Béziers - 3 ans d'emprisonnement pour des violences et outrages à l'encontre d'un surveillant !

Béziers - 3 ans d'emprisonnement pour des violences et outrages à l'encontre d'un surveillant !

Béziers - 3 ans d'emprisonnement pour des violences et outrages à l'encontre d'un surveillant !

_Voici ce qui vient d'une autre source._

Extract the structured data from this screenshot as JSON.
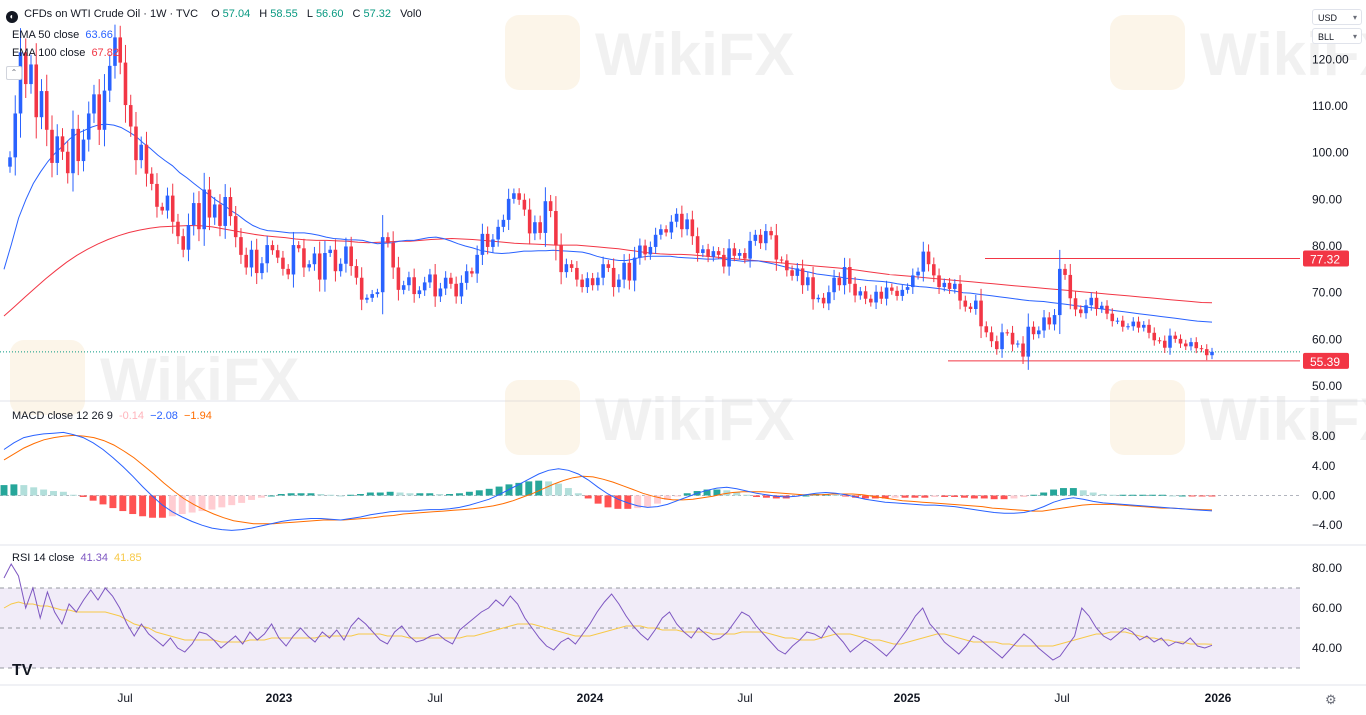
{
  "header": {
    "symbol": "CFDs on WTI Crude Oil · 1W · TVC",
    "ohlc": [
      {
        "label": "O",
        "value": "57.04"
      },
      {
        "label": "H",
        "value": "58.55"
      },
      {
        "label": "L",
        "value": "56.60"
      },
      {
        "label": "C",
        "value": "57.32"
      }
    ],
    "vol": "Vol0",
    "indicators": [
      {
        "label": "EMA 50 close",
        "value": "63.66",
        "color": "#2962ff"
      },
      {
        "label": "EMA 100 close",
        "value": "67.82",
        "color": "#f23645"
      }
    ]
  },
  "currency_selector": "USD",
  "unit_selector": "BLL",
  "macd": {
    "label": "MACD close 12 26 9",
    "values": [
      {
        "value": "-0.14",
        "color": "#ffb3bb"
      },
      {
        "value": "−2.08",
        "color": "#2962ff"
      },
      {
        "value": "−1.94",
        "color": "#ff6d00"
      }
    ]
  },
  "rsi": {
    "label": "RSI 14 close",
    "values": [
      {
        "value": "41.34",
        "color": "#7e57c2"
      },
      {
        "value": "41.85",
        "color": "#f7c948"
      }
    ]
  },
  "watermark": "WikiFX",
  "chart_data": {
    "type": "candlestick",
    "title": "CFDs on WTI Crude Oil · 1W · TVC",
    "price_axis": {
      "ticks": [
        "120.00",
        "110.00",
        "100.00",
        "90.00",
        "80.00",
        "70.00",
        "60.00",
        "50.00"
      ]
    },
    "time_axis": {
      "ticks": [
        "Jul",
        "2023",
        "Jul",
        "2024",
        "Jul",
        "2025",
        "Jul",
        "2026"
      ]
    },
    "price_labels": [
      {
        "value": "77.32",
        "color": "#f23645"
      },
      {
        "value": "55.39",
        "color": "#f23645"
      }
    ],
    "horizontal_lines": [
      77.32,
      55.39
    ],
    "last_close": 57.32,
    "close_series": [
      99.0,
      108.4,
      121.5,
      114.7,
      118.9,
      107.6,
      113.2,
      104.9,
      97.8,
      103.5,
      100.2,
      95.6,
      105.1,
      98.2,
      102.8,
      108.4,
      112.5,
      104.9,
      113.3,
      118.6,
      124.7,
      119.3,
      110.2,
      105.6,
      98.4,
      101.7,
      95.5,
      93.3,
      88.4,
      87.6,
      90.8,
      85.2,
      82.1,
      79.2,
      84.5,
      89.2,
      83.6,
      92.1,
      86.1,
      88.9,
      84.3,
      90.5,
      86.4,
      81.9,
      78.1,
      75.4,
      79.2,
      74.2,
      76.3,
      80.2,
      79.1,
      77.5,
      75.1,
      73.9,
      80.2,
      79.5,
      75.4,
      76.1,
      78.4,
      72.8,
      78.5,
      79.2,
      74.6,
      76.2,
      79.9,
      75.7,
      73.2,
      68.5,
      68.9,
      69.7,
      70.1,
      81.9,
      80.7,
      75.4,
      70.6,
      71.6,
      73.3,
      69.7,
      70.5,
      72.2,
      73.9,
      69.2,
      70.9,
      73.2,
      71.9,
      69.2,
      72.1,
      74.6,
      74.1,
      78.1,
      82.6,
      79.8,
      81.4,
      84.1,
      85.6,
      90.1,
      91.3,
      89.9,
      87.8,
      82.7,
      85.1,
      82.8,
      89.6,
      87.5,
      80.1,
      74.4,
      76.1,
      75.3,
      72.8,
      71.2,
      73.1,
      71.6,
      73.2,
      76.1,
      75.3,
      71.2,
      72.8,
      76.4,
      72.6,
      77.5,
      80.1,
      78.2,
      79.8,
      82.4,
      83.6,
      82.9,
      85.2,
      86.9,
      83.6,
      85.7,
      82.1,
      78.5,
      79.3,
      77.7,
      78.9,
      78.1,
      75.6,
      79.5,
      77.9,
      78.5,
      77.3,
      81.1,
      82.4,
      80.6,
      83.2,
      82.3,
      77.1,
      76.9,
      74.8,
      73.6,
      75.2,
      71.6,
      73.3,
      68.6,
      68.9,
      67.7,
      70.1,
      73.2,
      71.6,
      75.5,
      71.9,
      69.4,
      70.3,
      68.7,
      67.9,
      70.2,
      68.7,
      71.1,
      70.4,
      69.3,
      70.6,
      71.2,
      73.7,
      74.5,
      78.8,
      76.1,
      73.7,
      71.2,
      72.1,
      70.8,
      71.9,
      68.3,
      67.0,
      66.5,
      68.3,
      62.8,
      61.5,
      59.6,
      57.9,
      61.5,
      61.4,
      58.9,
      59.1,
      56.3,
      62.7,
      61.1,
      61.9,
      64.7,
      63.2,
      65.2,
      75.1,
      73.8,
      68.8,
      66.4,
      65.6,
      67.3,
      68.9,
      66.5,
      67.2,
      65.5,
      63.9,
      64.0,
      62.7,
      62.8,
      63.8,
      62.5,
      63.1,
      61.4,
      59.8,
      59.7,
      58.2,
      60.8,
      60.1,
      59.1,
      58.5,
      59.4,
      58.1,
      57.9,
      56.6,
      57.32
    ],
    "ema50_series": [
      75.0,
      80.3,
      86.0,
      90.0,
      93.4,
      95.9,
      98.1,
      99.9,
      101.4,
      103.0,
      104.1,
      104.8,
      105.5,
      106.0,
      106.1,
      105.9,
      105.4,
      104.5,
      103.5,
      102.1,
      100.9,
      99.5,
      98.3,
      97.2,
      95.7,
      94.6,
      93.3,
      92.1,
      91.0,
      89.8,
      88.8,
      87.6,
      86.6,
      85.4,
      84.4,
      83.7,
      83.3,
      83.2,
      83.0,
      82.8,
      82.8,
      82.8,
      82.6,
      82.3,
      81.9,
      81.6,
      81.5,
      81.3,
      81.3,
      81.2,
      80.8,
      80.5,
      80.6,
      80.7,
      81.0,
      81.2,
      81.2,
      81.5,
      81.8,
      81.9,
      81.6,
      81.1,
      80.5,
      80.0,
      79.6,
      79.1,
      78.8,
      78.5,
      78.4,
      78.5,
      78.7,
      78.9,
      78.9,
      79.0,
      79.0,
      79.1,
      79.0,
      78.9,
      78.8,
      78.7,
      78.3,
      77.8,
      77.4,
      77.1,
      76.9,
      76.9,
      77.2,
      77.6,
      77.8,
      77.8,
      77.8,
      77.8,
      77.6,
      77.5,
      77.4,
      77.3,
      77.2,
      77.2,
      77.3,
      77.0,
      76.9,
      76.7,
      76.8,
      76.8,
      76.5,
      76.2,
      75.8,
      75.4,
      75.1,
      74.7,
      74.4,
      74.0,
      73.8,
      73.6,
      73.4,
      73.1,
      73.0,
      72.8,
      72.6,
      72.5,
      72.4,
      72.2,
      71.9,
      71.7,
      71.5,
      71.3,
      71.2,
      71.0,
      70.8,
      70.5,
      70.3,
      70.0,
      69.9,
      69.7,
      69.5,
      69.3,
      69.1,
      68.9,
      68.7,
      68.5,
      68.3,
      68.2,
      68.1,
      67.9,
      67.7,
      67.5,
      67.3,
      67.1,
      66.9,
      66.7,
      66.5,
      66.3,
      66.1,
      65.9,
      65.7,
      65.5,
      65.3,
      65.1,
      64.9,
      64.7,
      64.5,
      64.3,
      64.1,
      63.9,
      63.8,
      63.7
    ],
    "ema100_series": [
      65.0,
      67.0,
      69.0,
      71.0,
      73.0,
      74.8,
      76.5,
      78.0,
      79.3,
      80.4,
      81.4,
      82.2,
      82.9,
      83.4,
      83.8,
      84.1,
      84.2,
      84.3,
      84.4,
      84.3,
      84.1,
      83.7,
      83.3,
      82.9,
      82.5,
      82.2,
      82.0,
      81.8,
      81.5,
      81.3,
      81.2,
      81.2,
      81.1,
      81.0,
      80.8,
      80.7,
      80.8,
      80.9,
      81.0,
      81.0,
      81.2,
      81.4,
      81.5,
      81.6,
      81.5,
      81.4,
      81.2,
      81.0,
      80.8,
      80.6,
      80.5,
      80.4,
      80.3,
      80.2,
      80.2,
      80.2,
      80.0,
      79.8,
      79.6,
      79.4,
      79.1,
      78.8,
      78.5,
      78.3,
      78.2,
      78.2,
      78.1,
      77.9,
      77.7,
      77.5,
      77.3,
      77.1,
      76.9,
      76.7,
      76.5,
      76.3,
      76.1,
      75.9,
      75.7,
      75.5,
      75.3,
      75.1,
      74.8,
      74.5,
      74.2,
      73.9,
      73.7,
      73.5,
      73.3,
      73.1,
      72.9,
      72.7,
      72.5,
      72.3,
      72.1,
      71.9,
      71.7,
      71.5,
      71.3,
      71.1,
      70.9,
      70.7,
      70.5,
      70.3,
      70.1,
      69.9,
      69.7,
      69.5,
      69.3,
      69.1,
      68.9,
      68.7,
      68.5,
      68.3,
      68.1,
      67.9,
      67.82
    ],
    "macd_series": [
      6.2,
      7.1,
      7.8,
      8.1,
      8.3,
      8.4,
      8.5,
      8.2,
      7.8,
      7.1,
      6.2,
      5.1,
      3.9,
      2.6,
      1.2,
      -0.1,
      -1.3,
      -2.2,
      -2.9,
      -3.5,
      -4.0,
      -4.4,
      -4.6,
      -4.7,
      -4.6,
      -4.4,
      -4.1,
      -3.8,
      -3.5,
      -3.3,
      -3.2,
      -3.1,
      -3.1,
      -3.2,
      -3.3,
      -3.1,
      -2.9,
      -2.6,
      -2.4,
      -2.2,
      -2.1,
      -2.1,
      -2.0,
      -1.9,
      -1.9,
      -1.8,
      -1.6,
      -1.3,
      -0.9,
      -0.5,
      0.1,
      0.8,
      1.5,
      2.2,
      2.9,
      3.4,
      3.6,
      3.4,
      2.9,
      2.1,
      1.1,
      0.2,
      -0.5,
      -1.0,
      -1.4,
      -1.6,
      -1.5,
      -1.2,
      -0.7,
      -0.2,
      0.3,
      0.7,
      1.0,
      1.1,
      0.9,
      0.6,
      0.3,
      0.1,
      -0.1,
      -0.2,
      -0.1,
      0.1,
      0.3,
      0.4,
      0.3,
      0.1,
      -0.2,
      -0.5,
      -0.7,
      -0.9,
      -1.0,
      -1.1,
      -1.2,
      -1.3,
      -1.3,
      -1.4,
      -1.5,
      -1.7,
      -1.9,
      -2.1,
      -2.3,
      -2.4,
      -2.4,
      -2.3,
      -2.0,
      -1.5,
      -0.9,
      -0.5,
      -0.3,
      -0.5,
      -0.8,
      -1.0,
      -1.1,
      -1.2,
      -1.3,
      -1.4,
      -1.5,
      -1.6,
      -1.7,
      -1.8,
      -1.9,
      -2.0,
      -2.08
    ],
    "macd_signal_series": [
      4.8,
      5.6,
      6.4,
      7.0,
      7.5,
      7.8,
      8.0,
      8.1,
      8.0,
      7.8,
      7.4,
      6.8,
      6.0,
      5.1,
      4.0,
      2.9,
      1.7,
      0.6,
      -0.4,
      -1.2,
      -1.9,
      -2.5,
      -3.0,
      -3.4,
      -3.6,
      -3.8,
      -3.8,
      -3.8,
      -3.7,
      -3.6,
      -3.5,
      -3.4,
      -3.3,
      -3.3,
      -3.3,
      -3.2,
      -3.1,
      -3.0,
      -2.8,
      -2.7,
      -2.5,
      -2.4,
      -2.3,
      -2.2,
      -2.1,
      -2.0,
      -1.9,
      -1.8,
      -1.6,
      -1.4,
      -1.1,
      -0.7,
      -0.2,
      0.3,
      0.9,
      1.5,
      2.0,
      2.4,
      2.6,
      2.5,
      2.2,
      1.8,
      1.3,
      0.8,
      0.3,
      -0.1,
      -0.4,
      -0.6,
      -0.6,
      -0.5,
      -0.3,
      -0.1,
      0.2,
      0.4,
      0.5,
      0.5,
      0.5,
      0.4,
      0.3,
      0.2,
      0.1,
      0.1,
      0.1,
      0.2,
      0.2,
      0.2,
      0.1,
      -0.1,
      -0.3,
      -0.5,
      -0.7,
      -0.8,
      -0.9,
      -1.0,
      -1.1,
      -1.2,
      -1.3,
      -1.4,
      -1.5,
      -1.7,
      -1.8,
      -1.9,
      -2.0,
      -2.1,
      -2.1,
      -1.9,
      -1.7,
      -1.5,
      -1.3,
      -1.2,
      -1.2,
      -1.2,
      -1.3,
      -1.4,
      -1.5,
      -1.6,
      -1.7,
      -1.7,
      -1.8,
      -1.85,
      -1.9,
      -1.94
    ],
    "macd_histogram_series": [
      1.4,
      1.5,
      1.4,
      1.1,
      0.8,
      0.6,
      0.5,
      0.1,
      -0.2,
      -0.7,
      -1.2,
      -1.7,
      -2.1,
      -2.5,
      -2.8,
      -3.0,
      -3.0,
      -2.8,
      -2.5,
      -2.3,
      -2.1,
      -1.9,
      -1.6,
      -1.3,
      -1.0,
      -0.6,
      -0.3,
      0.0,
      0.2,
      0.3,
      0.3,
      0.3,
      0.2,
      0.1,
      0.0,
      0.1,
      0.2,
      0.4,
      0.4,
      0.5,
      0.4,
      0.3,
      0.3,
      0.3,
      0.2,
      0.2,
      0.3,
      0.5,
      0.7,
      0.9,
      1.2,
      1.5,
      1.7,
      1.9,
      2.0,
      1.9,
      1.6,
      1.0,
      0.3,
      -0.4,
      -1.1,
      -1.6,
      -1.8,
      -1.8,
      -1.7,
      -1.5,
      -1.1,
      -0.6,
      -0.1,
      0.3,
      0.6,
      0.8,
      0.8,
      0.7,
      0.4,
      0.1,
      -0.2,
      -0.3,
      -0.4,
      -0.4,
      -0.2,
      0.0,
      0.2,
      0.2,
      0.1,
      -0.1,
      -0.3,
      -0.4,
      -0.4,
      -0.4,
      -0.3,
      -0.3,
      -0.3,
      -0.3,
      -0.2,
      -0.2,
      -0.2,
      -0.3,
      -0.4,
      -0.4,
      -0.5,
      -0.5,
      -0.4,
      -0.2,
      0.1,
      0.4,
      0.8,
      1.0,
      1.0,
      0.7,
      0.4,
      0.2,
      0.1,
      0.1,
      0.1,
      0.1,
      0.1,
      0.1,
      0.0,
      0.0,
      -0.1,
      -0.1,
      -0.14
    ],
    "macd_axis": {
      "ticks": [
        "8.00",
        "4.00",
        "0.00",
        "−4.00"
      ]
    },
    "rsi_series": [
      75,
      82,
      76,
      60,
      70,
      55,
      68,
      58,
      52,
      62,
      58,
      64,
      69,
      64,
      70,
      66,
      60,
      52,
      46,
      52,
      47,
      44,
      41,
      45,
      40,
      38,
      42,
      48,
      47,
      44,
      40,
      43,
      46,
      42,
      48,
      44,
      47,
      52,
      45,
      41,
      46,
      50,
      46,
      43,
      48,
      45,
      49,
      44,
      51,
      55,
      52,
      48,
      44,
      42,
      48,
      51,
      46,
      43,
      44,
      46,
      47,
      44,
      42,
      49,
      52,
      55,
      58,
      60,
      64,
      61,
      66,
      62,
      55,
      50,
      45,
      41,
      39,
      43,
      45,
      42,
      47,
      52,
      58,
      63,
      67,
      62,
      56,
      51,
      47,
      44,
      49,
      55,
      58,
      52,
      48,
      45,
      50,
      47,
      44,
      45,
      48,
      53,
      58,
      56,
      51,
      47,
      43,
      39,
      37,
      41,
      44,
      48,
      47,
      45,
      51,
      47,
      43,
      38,
      41,
      44,
      42,
      39,
      36,
      40,
      45,
      50,
      56,
      60,
      52,
      48,
      43,
      40,
      37,
      41,
      46,
      44,
      41,
      38,
      35,
      39,
      43,
      47,
      44,
      40,
      37,
      34,
      36,
      41,
      46,
      60,
      56,
      50,
      46,
      44,
      47,
      50,
      48,
      44,
      46,
      43,
      45,
      41,
      43,
      42,
      45,
      41,
      40,
      41.34
    ],
    "rsi_ma_series": [
      60,
      62,
      63,
      62,
      62,
      61,
      61,
      60,
      59,
      59,
      58,
      58,
      58,
      58,
      58,
      57,
      56,
      54,
      52,
      51,
      50,
      48,
      47,
      46,
      45,
      44,
      44,
      44,
      44,
      44,
      43,
      43,
      43,
      43,
      44,
      44,
      44,
      45,
      45,
      45,
      45,
      45,
      45,
      45,
      46,
      46,
      46,
      46,
      46,
      47,
      47,
      47,
      47,
      46,
      46,
      46,
      45,
      45,
      45,
      45,
      45,
      45,
      45,
      45,
      46,
      46,
      47,
      48,
      49,
      50,
      51,
      52,
      52,
      52,
      51,
      50,
      49,
      48,
      47,
      46,
      46,
      46,
      47,
      48,
      49,
      50,
      51,
      51,
      51,
      50,
      50,
      49,
      49,
      49,
      48,
      48,
      48,
      48,
      47,
      47,
      47,
      47,
      48,
      48,
      48,
      48,
      47,
      46,
      45,
      45,
      44,
      44,
      44,
      45,
      46,
      47,
      47,
      47,
      46,
      45,
      44,
      44,
      43,
      42,
      42,
      43,
      44,
      45,
      46,
      47,
      47,
      46,
      45,
      44,
      43,
      43,
      43,
      43,
      42,
      42,
      41,
      41,
      41,
      41,
      41,
      41,
      42,
      43,
      44,
      45,
      46,
      47,
      47,
      48,
      48,
      48,
      47,
      46,
      45,
      45,
      44,
      44,
      43,
      43,
      42,
      42,
      42,
      41.85
    ],
    "rsi_axis": {
      "ticks": [
        "80.00",
        "60.00",
        "40.00"
      ]
    },
    "rsi_bands": [
      70,
      50,
      30
    ],
    "legend_position": "top-left"
  }
}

Par Source parquet de Béziers, le 16 Septembre 2021

A l’audience de comparution immédiate du 15 septembre 2021, le tribunal correctionnel de Béziers a condamné un détenu de 24 ans, incarcéré au centre pénitentiaire de Béziers, à 3 ans d’emprisonnement dont 1 an assorti d’un sursis probatoire (obligations d’indemniser les victimes et de se soigner notamment), avec maintien en détention, pour des faits de violences, menaces de mort et outrages à l’encontre d’un surveillant pénitentiaire.

 

Le 8 janvier 2021, alors qu’il était incarcéré à la maison d’arrêt de Foix (09), le prévenu avait frappé au visage l’un de ses codétenu et avait insulté un gardien. Les jours suivants, il avait continué à proférer des insultes à l’encontre du surveillant, jusqu’au 17 janvier 2021 où, au moment de la distribution des repas de midi, il était brusquement sorti de sa cellule, renversant le chariot de distribution, et avait menacé de mort le gardien tout en exhibant une arme artisanale confectionnée à partir d’un manche à balais. Il était finalement maitrisé par les gardiens et placé au quartier disciplinaire. Plus tard dans la journée du 17 janvier, lors du passage de l’infirmière devant lui administrer son traitement, il avait craché au visage de ce même surveillant et avait proféré des insultes à son encontre. Ces faits avaient conduit au transfert de l’individu au centre pénitentiaire de Béziers dès le lendemain.

 

Placé en garde à vue au commissariat de Béziers le 21 juillet 2021, le prévenu reconnaissait les faits et s’excusait de son comportement qu’il expliquait par une incapacité à se maitriser lorsqu’il était en colère. L’expertise psychiatrique révélait par ailleurs une absence de pathologie psychiatrique mais mettait en exergue des traits de personnalité psychopathiques et des conduites addictives chroniques intenses.

 

Le mis en cause avait déjà été condamné à 18 reprises entre 2012 et 2020, notamment pour des faits de vol, violences et menaces, et se trouvait en état de récidive légale.